Cette pandémie aura ainsi souligné de façon cuisante les très fortes disparités sociales de notre pays avec en premier lieu la notion d’espace disponible. L’exiguïté de nombreux logements a constitué une véritable épreuve pour celles et ceux qui, ne disposant pas de la surface suffisante pour vivre sereinement, ont eu le sentiment d’étouffer et d’être privés de la liberté élémentaire de se déplacer selon leur désir. Plus que jamais, disposer pour vivre d’un espace minimum aura constitué un véritable privilège.
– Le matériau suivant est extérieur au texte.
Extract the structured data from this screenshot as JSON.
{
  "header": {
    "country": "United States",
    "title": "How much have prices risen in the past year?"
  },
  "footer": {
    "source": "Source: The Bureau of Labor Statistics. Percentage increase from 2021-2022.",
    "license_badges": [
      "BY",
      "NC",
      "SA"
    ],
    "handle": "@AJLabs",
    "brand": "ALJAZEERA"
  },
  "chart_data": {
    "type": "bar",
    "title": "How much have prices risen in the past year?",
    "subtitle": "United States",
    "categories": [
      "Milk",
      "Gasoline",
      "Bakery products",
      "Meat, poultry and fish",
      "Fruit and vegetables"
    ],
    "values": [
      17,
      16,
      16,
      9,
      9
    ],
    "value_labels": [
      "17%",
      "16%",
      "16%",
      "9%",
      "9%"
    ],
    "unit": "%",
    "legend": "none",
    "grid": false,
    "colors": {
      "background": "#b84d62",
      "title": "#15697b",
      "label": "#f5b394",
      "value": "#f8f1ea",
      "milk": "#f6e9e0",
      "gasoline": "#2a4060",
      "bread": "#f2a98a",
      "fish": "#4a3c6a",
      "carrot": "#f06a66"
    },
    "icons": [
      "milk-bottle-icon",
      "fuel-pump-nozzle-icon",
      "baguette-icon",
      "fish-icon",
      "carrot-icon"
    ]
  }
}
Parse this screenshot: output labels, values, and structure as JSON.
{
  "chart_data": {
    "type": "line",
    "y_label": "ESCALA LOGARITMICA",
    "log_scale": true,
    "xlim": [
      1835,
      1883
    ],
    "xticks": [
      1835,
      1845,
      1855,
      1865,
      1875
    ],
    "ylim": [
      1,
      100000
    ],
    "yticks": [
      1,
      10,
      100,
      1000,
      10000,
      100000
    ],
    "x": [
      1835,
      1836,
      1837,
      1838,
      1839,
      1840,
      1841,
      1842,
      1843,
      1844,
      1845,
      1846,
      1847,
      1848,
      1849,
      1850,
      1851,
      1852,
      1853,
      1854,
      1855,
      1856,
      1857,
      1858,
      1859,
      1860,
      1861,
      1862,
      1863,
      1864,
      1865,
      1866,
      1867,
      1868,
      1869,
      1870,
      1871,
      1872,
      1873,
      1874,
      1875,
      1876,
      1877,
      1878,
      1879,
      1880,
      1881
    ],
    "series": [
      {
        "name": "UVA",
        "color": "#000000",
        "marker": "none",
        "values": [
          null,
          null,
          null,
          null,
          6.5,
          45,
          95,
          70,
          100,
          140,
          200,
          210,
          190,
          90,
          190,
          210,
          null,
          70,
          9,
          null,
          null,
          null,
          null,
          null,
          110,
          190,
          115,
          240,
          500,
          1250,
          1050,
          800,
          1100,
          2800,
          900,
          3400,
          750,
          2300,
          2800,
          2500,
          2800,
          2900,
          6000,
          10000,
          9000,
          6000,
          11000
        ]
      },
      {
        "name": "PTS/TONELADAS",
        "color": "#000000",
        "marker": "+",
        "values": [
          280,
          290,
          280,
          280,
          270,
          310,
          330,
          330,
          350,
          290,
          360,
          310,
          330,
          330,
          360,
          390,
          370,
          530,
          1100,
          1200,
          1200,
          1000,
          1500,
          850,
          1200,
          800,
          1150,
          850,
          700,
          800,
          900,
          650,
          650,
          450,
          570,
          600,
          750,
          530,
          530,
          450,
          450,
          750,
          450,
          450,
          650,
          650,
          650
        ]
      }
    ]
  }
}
Mais pour les créateurs de notre Compagnie, ces mois de confinement auront souligné un autre privilège, moins évident peut-être que celui lié à la position sociale des uns et des autres : celui de vivre de sa passion. Mes confrères peintres, sculpteurs, graveurs, architectes, compositeurs ou photographes m’ont tous indiqué avoir profité de cet isolement forcé pour simultanément prendre du recul et créer encore plus. Même les cinéastes ou les chorégraphes, privés de leur équipe ou de leur compagnie, ont travaillé sur de nouveaux projets et rêvé à un autre futur.

Là, nous devons alors, plus que jamais, être conscients de cet extraordinaire privilège d’être ainsi plongés au cœur de l’art, quels que soient notre esthétique, nos succès ou nos échecs, et de pouvoir chaque jour nous consacrer à ce dont nous rêvions toutes et tous dès l’enfance ou l’adolescence.

La leçon à en tirer sera celle de la nécessité du partage de l’émotion avec celles et ceux qui n’ont pas cette opportunité.

L’entrée de la chorégraphie comme une nouvelle discipline représentée par une section propre au sein de l’Académie des beaux-arts était ma priorité depuis mon élection. Mes consœurs et confrères en étaient en effet conscients lorsqu’ils m’ont fait l’honneur de m’élire Secrétaire perpétuel le 1er février 2017.

« Chorégraphie » et non pas « Danse » car nous sommes une académie de créateurs, renforcée par des membres libres, artistes de disciplines artistiques non représentées dans notre Compagnie, grands serviteurs de la vie culturelle ou mécènes.

Maurice Béjart avait ainsi été élu « membre libre », on voit bien là à quel point la création d’une section de Chorégraphie, actée le 9 octobre 2018, était essentielle.

Elle comprend quatre membres et quatre correspondants. Le 24 avril 2019, trois des quatre fauteuils ont été pourvus avec l’élection de Blanca Li, de Thierry Malandin et d’Angelin Preljocaj. Le 15 janvier 2020, deux correspondants ont été élus, Dominique Frétard et Didier Deschamps. L’effectif sera complété par une élection à venir à la fin de cette année.

Les compositeurs ont évidemment toujours été proches de la danse. Ma consœur et mes confrères de la section de Composition musicale sont donc les premiers à se réjouir de l’arrivée des chorégraphes. Ceci ne nous empêchera pas de les questionner sur la place de la musique contemporaine dans les nouveaux ballets, sur le manque de véritables projets communs ou encore sur la trop grande propension qu’ont de nombreux chorégraphes à utiliser des montages de différentes musiques préexistantes aux dépends de nouvelles partitions. Mais j’anticipe sur les débats animés que nous ne manquerons pas d’avoir, avec de nouveaux confrères qui se sont toujours passionnés pour la musique de leur temps.

Cette Lettre vous permettra de découvrir, je l’espère, à quel point l’Académie des beaux-arts s’est enrichie en accueillant cet art majeur.